Excelerate has short-listed an energy trading house, a major oil and gas company and a financial institution for talks to strike a deal that could include offering import rights at its terminal 116 miles (187 km) off the U.S. Gulf Coast.
Excelerate announced the plan to offer import slots at the terminal in April. The Houston-based company is 50 percent owned by German utility RWE RWEG.DE.
However, a deal could be hard to come by at this time given weak U.S. gas demand and ample domestic supply which has deterred shippers from sending much LNG to U.S. terminals this year, said Excelerate’s CCO, Andree Stracke.
“Discussions are a bit slow because Henry Hub gas prices are still very low compared to European markets,” he said.

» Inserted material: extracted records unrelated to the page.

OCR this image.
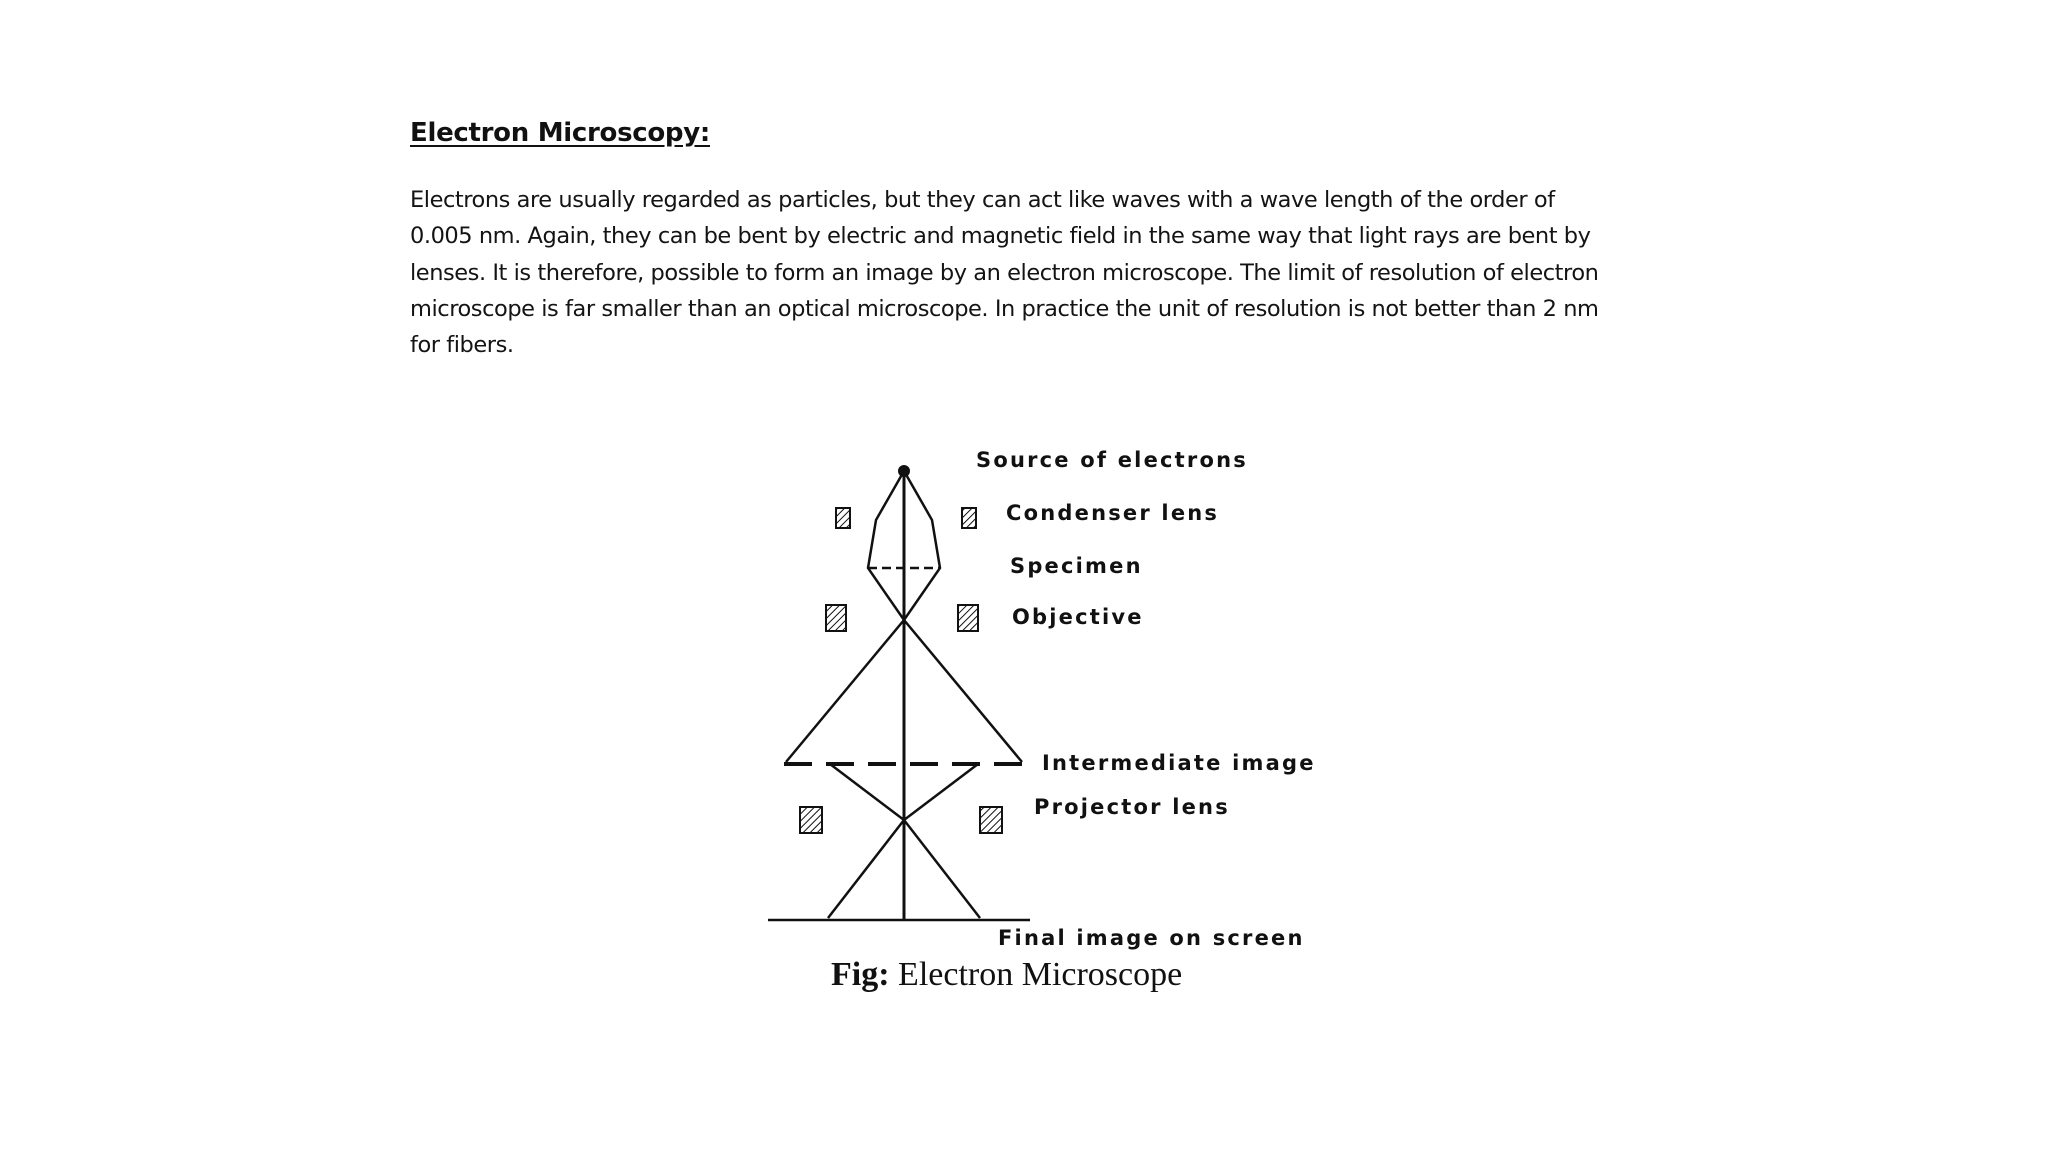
Electron Microscopy:
Electrons are usually regarded as particles, but they can act like waves with a wave length of the order of
0.005 nm. Again, they can be bent by electric and magnetic field in the same way that light rays are bent by
lenses. It is therefore, possible to form an image by an electron microscope. The limit of resolution of electron
microscope is far smaller than an optical microscope. In practice the unit of resolution is not better than 2 nm
for fibers.
Source of electrons
Condenser lens
Specimen
Objective
Intermediate image
Projector lens
Final image on screen
Fig: Electron Microscope
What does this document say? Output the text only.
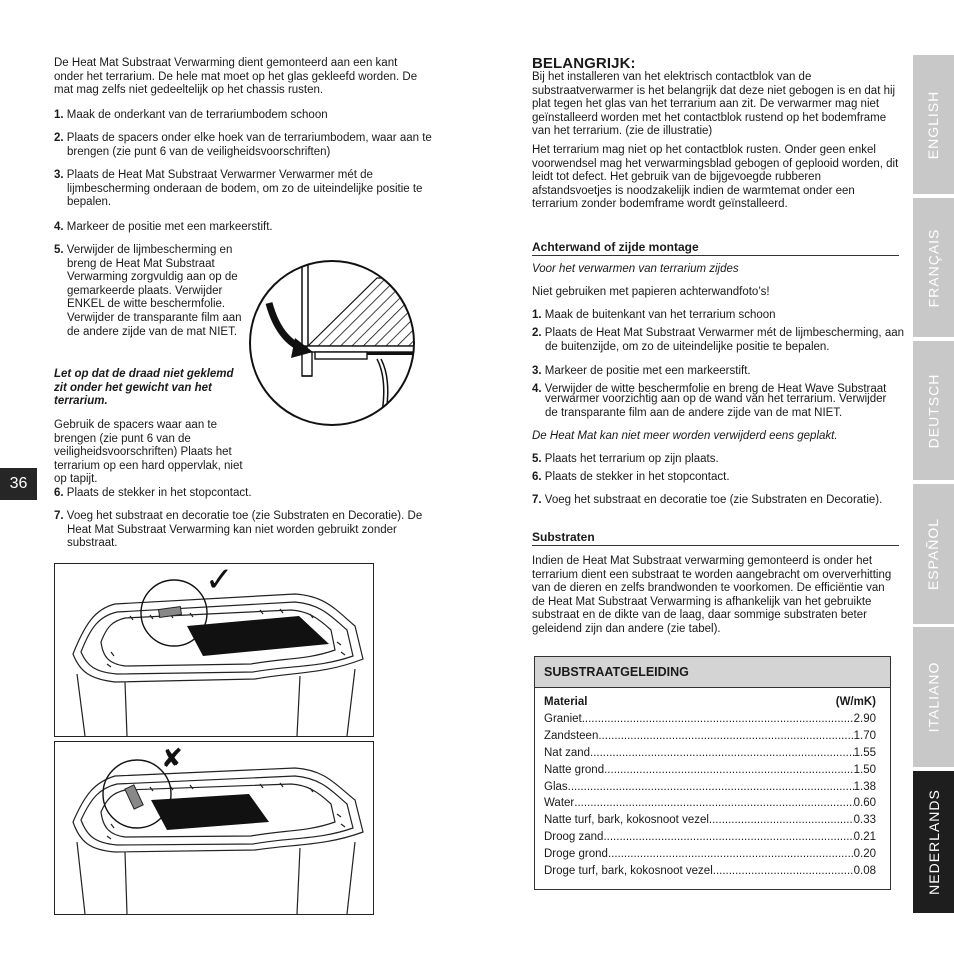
De Heat Mat Substraat Verwarming dient gemonteerd aan een kant onder het terrarium. De hele mat moet op het glas gekleefd worden. De mat mag zelfs niet gedeeltelijk op het chassis rusten.
1. Maak de onderkant van de terrariumbodem schoon
2. Plaats de spacers onder elke hoek van de terrariumbodem, waar aan te brengen (zie punt 6 van de veiligheidsvoorschriften)
3. Plaats de Heat Mat Substraat Verwarmer Verwarmer mét de lijmbescherming onderaan de bodem, om zo de uiteindelijke positie te bepalen.
4. Markeer de positie met een markeerstift.
5. Verwijder de lijmbescherming en breng de Heat Mat Substraat Verwarming zorgvuldig aan op de gemarkeerde plaats. Verwijder ENKEL de witte beschermfolie. Verwijder de transparante film aan de andere zijde van de mat NIET.
Let op dat de draad niet geklemd zit onder het gewicht van het terrarium.
Gebruik de spacers waar aan te brengen (zie punt 6 van de veiligheidsvoorschriften) Plaats het terrarium op een hard oppervlak, niet op tapijt.
6. Plaats de stekker in het stopcontact.
7. Voeg het substraat en decoratie toe (zie Substraten en Decoratie). De Heat Mat Substraat Verwarming kan niet worden gebruikt zonder substraat.
✓
✘
36
BELANGRIJK:
Bij het installeren van het elektrisch contactblok van de substraatverwarmer is het belangrijk dat deze niet gebogen is en dat hij plat tegen het glas van het terrarium aan zit. De verwarmer mag niet geïnstalleerd worden met het contactblok rustend op het bodemframe van het terrarium. (zie de illustratie)
Het terrarium mag niet op het contactblok rusten. Onder geen enkel voorwendsel mag het verwarmingsblad gebogen of geplooid worden, dit leidt tot defect. Het gebruik van de bijgevoegde rubberen afstandsvoetjes is noodzakelijk indien de warmtemat onder een terrarium zonder bodemframe wordt geïnstalleerd.
Achterwand of zijde montage
Voor het verwarmen van terrarium zijdes
Niet gebruiken met papieren achterwandfoto’s!
1. Maak de buitenkant van het terrarium schoon
2. Plaats de Heat Mat Substraat Verwarmer mét de lijmbescherming, aan de buitenzijde, om zo de uiteindelijke positie te bepalen.
3. Markeer de positie met een markeerstift.
4. Verwijder de witte beschermfolie en breng de Heat Wave Substraat
verwarmer voorzichtig aan op de wand van het terrarium. Verwijder de transparante film aan de andere zijde van de mat NIET.
De Heat Mat kan niet meer worden verwijderd eens geplakt.
5. Plaats het terrarium op zijn plaats.
6. Plaats de stekker in het stopcontact.
7. Voeg het substraat en decoratie toe (zie Substraten en Decoratie).
Substraten
Indien de Heat Mat Substraat verwarming gemonteerd is onder het terrarium dient een substraat te worden aangebracht om oververhitting van de dieren en zelfs brandwonden te voorkomen. De efficiëntie van de Heat Mat Substraat Verwarming is afhankelijk van het gebruikte substraat en de dikte van de laag, daar sommige substraten beter geleidend zijn dan andere (zie tabel).
SUBSTRAATGELEIDING
Material	(W/mK)
Graniet .....	2.90
Zandsteen .....	1.70
Nat zand .....	1.55
Natte grond .....	1.50
Glas .....	1.38
Water .....	0.60
Natte turf, bark, kokosnoot vezel .....	0.33
Droog zand .....	0.21
Droge grond .....	0.20
Droge turf, bark, kokosnoot vezel .....	0.08
ENGLISH
FRANÇAIS
DEUTSCH
ESPAÑOL
ITALIANO
NEDERLANDS
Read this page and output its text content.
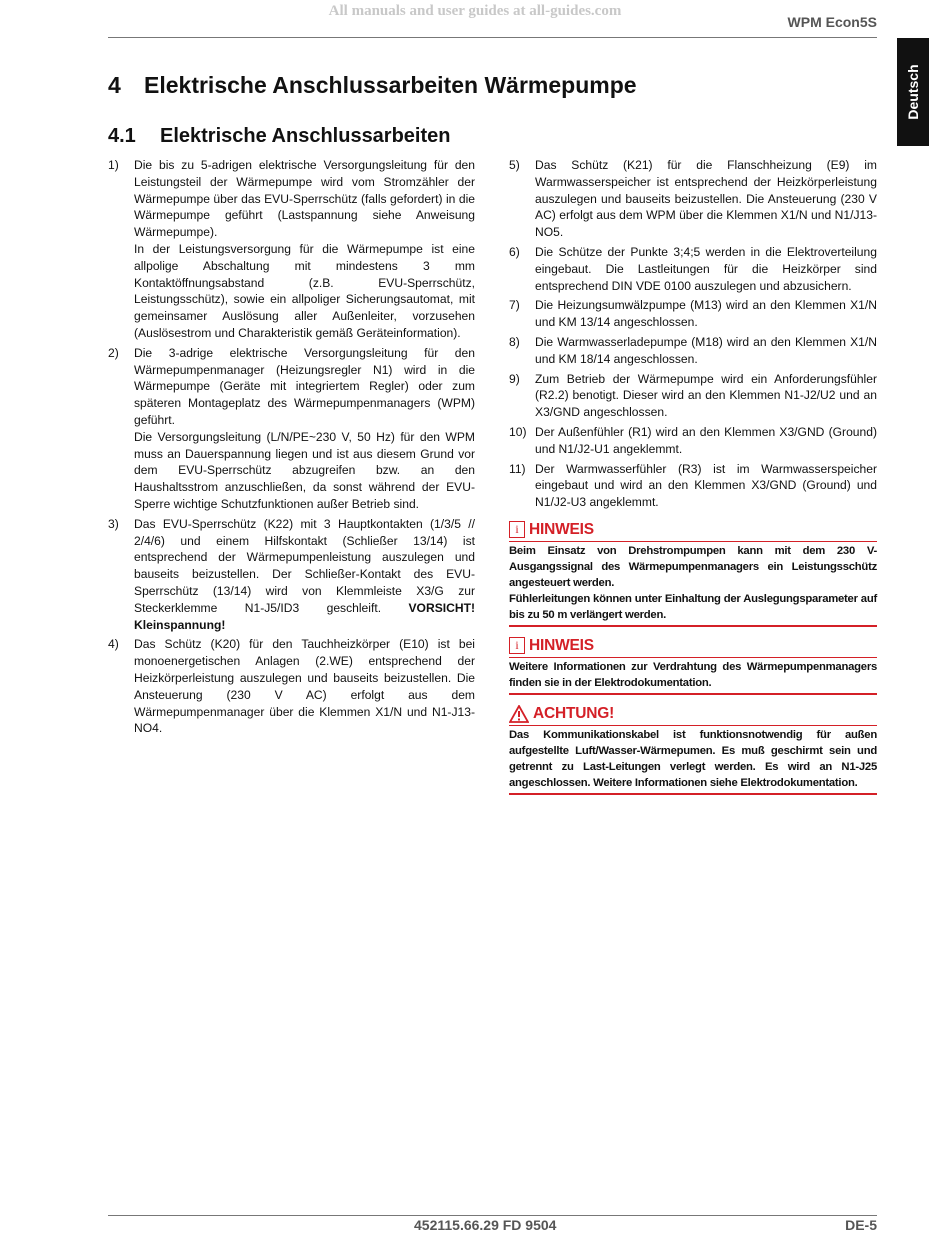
All manuals and user guides at all-guides.com
WPM Econ5S
Deutsch
4 Elektrische Anschlussarbeiten Wärmepumpe
4.1 Elektrische Anschlussarbeiten
1)	Die bis zu 5-adrigen elektrische Versorgungsleitung für den Leistungsteil der Wärmepumpe wird vom Stromzähler der Wärmepumpe über das EVU-Sperrschütz (falls gefordert) in die Wärmepumpe geführt (Lastspannung siehe Anweisung Wärmepumpe).

In der Leistungsversorgung für die Wärmepumpe ist eine allpolige Abschaltung mit mindestens 3 mm Kontaktöffnungsabstand (z.B. EVU-Sperrschütz, Leistungsschütz), sowie ein allpoliger Sicherungsautomat, mit gemeinsamer Auslösung aller Außenleiter, vorzusehen (Auslösestrom und Charakteristik gemäß Geräteinformation).

2)	Die 3-adrige elektrische Versorgungsleitung für den Wärmepumpenmanager (Heizungsregler N1) wird in die Wärmepumpe (Geräte mit integriertem Regler) oder zum späteren Montageplatz des Wärmepumpenmanagers (WPM) geführt.

Die Versorgungsleitung (L/N/PE~230 V, 50 Hz) für den WPM muss an Dauerspannung liegen und ist aus diesem Grund vor dem EVU-Sperrschütz abzugreifen bzw. an den Haushaltsstrom anzuschließen, da sonst während der EVU-Sperre wichtige Schutzfunktionen außer Betrieb sind.

3)	Das EVU-Sperrschütz (K22) mit 3 Hauptkontakten (1/3/5 // 2/4/6) und einem Hilfskontakt (Schließer 13/14) ist entsprechend der Wärmepumpenleistung auszulegen und bauseits beizustellen. Der Schließer-Kontakt des EVU-Sperrschütz (13/14) wird von Klemmleiste X3/G zur Steckerklemme N1-J5/ID3 geschleift. VORSICHT! Kleinspannung!

4)	Das Schütz (K20) für den Tauchheizkörper (E10) ist bei monoenergetischen Anlagen (2.WE) entsprechend der Heizkörperleistung auszulegen und bauseits beizustellen. Die Ansteuerung (230 V AC) erfolgt aus dem Wärmepumpenmanager über die Klemmen X1/N und N1-J13-NO4.

5)	Das Schütz (K21) für die Flanschheizung (E9) im Warmwasserspeicher ist entsprechend der Heizkörperleistung auszulegen und bauseits beizustellen. Die Ansteuerung (230 V AC) erfolgt aus dem WPM über die Klemmen X1/N und N1/J13-NO5.
6)	Die Schütze der Punkte 3;4;5 werden in die Elektroverteilung eingebaut. Die Lastleitungen für die Heizkörper sind entsprechend DIN VDE 0100 auszulegen und abzusichern.
7)	Die Heizungsumwälzpumpe (M13) wird an den Klemmen X1/N und KM 13/14 angeschlossen.
8)	Die Warmwasserladepumpe (M18) wird an den Klemmen X1/N und KM 18/14 angeschlossen.
9)	Zum Betrieb der Wärmepumpe wird ein Anforderungsfühler (R2.2) benotigt. Dieser wird an den Klemmen N1-J2/U2 und an X3/GND angeschlossen.
10) Der Außenfühler (R1) wird an den Klemmen X3/GND (Ground) und N1/J2-U1 angeklemmt.
11) Der Warmwasserfühler (R3) ist im Warmwasserspeicher eingebaut und wird an den Klemmen X3/GND (Ground) und N1/J2-U3 angeklemmt.
i HINWEIS

Beim Einsatz von Drehstrompumpen kann mit dem 230 V-Ausgangssignal des Wärmepumpenmanagers ein Leistungsschütz angesteuert werden.

Fühlerleitungen können unter Einhaltung der Auslegungsparameter auf bis zu 50 m verlängert werden.

i HINWEIS

Weitere Informationen zur Verdrahtung des Wärmepumpenmanagers finden sie in der Elektrodokumentation.

ACHTUNG!

Das Kommunikationskabel ist funktionsnotwendig für außen aufgestellte Luft/Wasser-Wärmepumen. Es muß geschirmt sein und getrennt zu Last-Leitungen verlegt werden. Es wird an N1-J25 angeschlossen. Weitere Informationen siehe Elektrodokumentation.

452115.66.29 FD 9504	DE-5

The spread between U.S. and British gas prices -- which helps determine the flow of LNG in the Atlantic -- stood at $2.50 in favor of Britain on Thursday. British prices have been consistently, and increasingly, higher than U.S. prices since March. NG-NGLNM1=R
There are a number of liquid extraction units downstream from the terminal with which Excelerate has contracts. These can take propane and ethane out of the gas before it is shipped into the pipeline grid, but even with these in place the economics of sending gas to the terminal are not attractive.
“Whatever you can make from extracting liquids from the LNG, it is currently not sufficient to attract cargoes,” Stracke said.
The Gulf Gateway terminal, which can send up to 690 million cubic feet of gas per day into the grid and began operations in 2005, has sat idle over the last couple of years as U.S. gas prices slumped under the weight of increased domestic supply from unconventional sources such as shale.
A number of terminals onshore the U.S. Gulf Coast have received only sporadic volumes this year. This has led many operators to change strategies. Some are offering import capacity, others have applied for re-export licenses, and one -- the Sabine Pass terminal in Louisiana -- is proposing to build a liquefaction plant to export U.S. gas.
This year, new players such as trading houses and banks have begun to make inroads into the physical LNG market, trading cargoes and buying import capacity into U.S. and European LNG terminals.